ARA is an at-scale platform for advanced wireless research to be deployed across the Iowa State University (ISU) campus, City of Ames (where ISU resides), and surrounding research and producer farms as well as rural communities in central Iowa, spanning a rural area with diameter over 60km. It serves as a wireless living lab for smart and connected rural communities, enabling the research and development of rural-focused wireless technologies that provide affordable, high-capacity connectivity to rural communities and industries such as agriculture.
ARA is a part of the National Science Foundation Platforms for Advanced Wireless Research (PAWR) program.
As a national infrastructure that enables artificial intelligence at the flick of a switch, ICICLE will transform today’s AI landscape from a narrow set of privileged disciplines to one where democratized AI empowers domains broadly through integrated plug-and-play AI. Converging under one virtual roof, ICICLE will foster interdisciplinary communities, advance foundational AI and CI, and transform application domains. Through its innovative approach to training and technology transfer, ICICLE will grow an AI-enabled workforce and incubate innovative companies with sustained diversity and inclusion at all levels.

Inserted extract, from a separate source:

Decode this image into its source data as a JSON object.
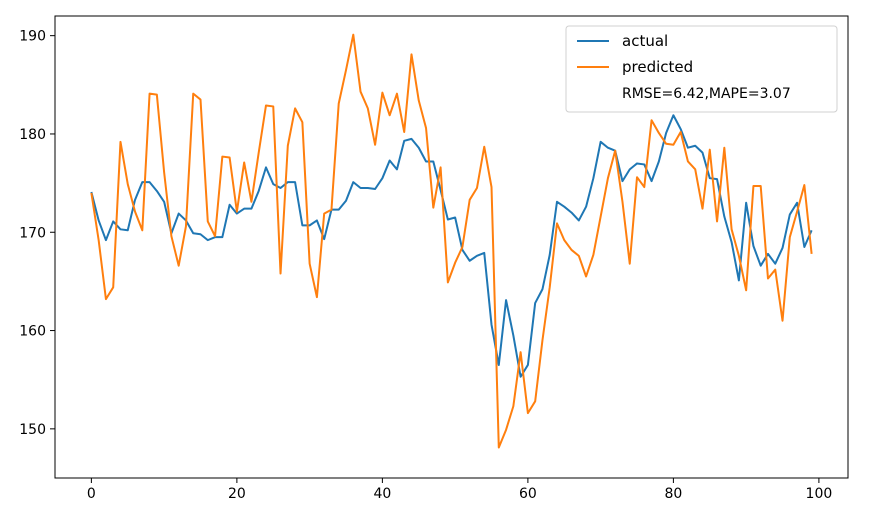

Ultimately, ICICLE will enable a transparent and trustworthy national infrastructure for an AI-enabled future to address pressing societal problems and enable decision-making for national priorities.
ICICLE is a part of the National Science Foundation AI Institutes program.
Image processing- and other sensor-based understanding of plant behavior are becoming key to the new discoveries in plant genotypes leading to a more productive and environment-friendly farming. Similarly, connectivity and autonomy are two main drivers of a safe, efficient, and sustainable transportation vision, and real-world study of connected and automated vehicles (CAVs) is a key tool towards realizing that vision. Existing research and education in agriculture and transportation systems are constrained by the lack of connectivity between field-deployed equipment and cloud infrastructures. To fulfill this gap, we will establish the CyNet cyberinfrastructure at Iowa State University (ISU). CyNet features advanced, field-deployed wireless networks with open-source hardware and software platforms, 10Gbps software-defined optical networks, high-performance cloud computing infrastructures, as well as infrastructure virtualization and management systems that transform the CyNet hardware platforms into a software-defined, shared-use infrastructure.
CyNet is expected to stimulate research and field deployment of PRRT wireless networks (e.g., those considered in 5G and beyond). CyNet is also expected to enable transformative plant science studies and farming practice which promise to move agriculture into a new era in which inputs are optimized, farmer profitability is increased, production levels are less variable from year to year, and the ecological foot-print of agriculture is minimized. CyNet will also enable transformative research in connected and automated transportation, which is key to transportation safety, efficiency, and sustainability. CyNet will enable exciting interdisciplinary education activities in networking, computing, agriculture, and transportation, and it will help engage under-represented students in STEM education.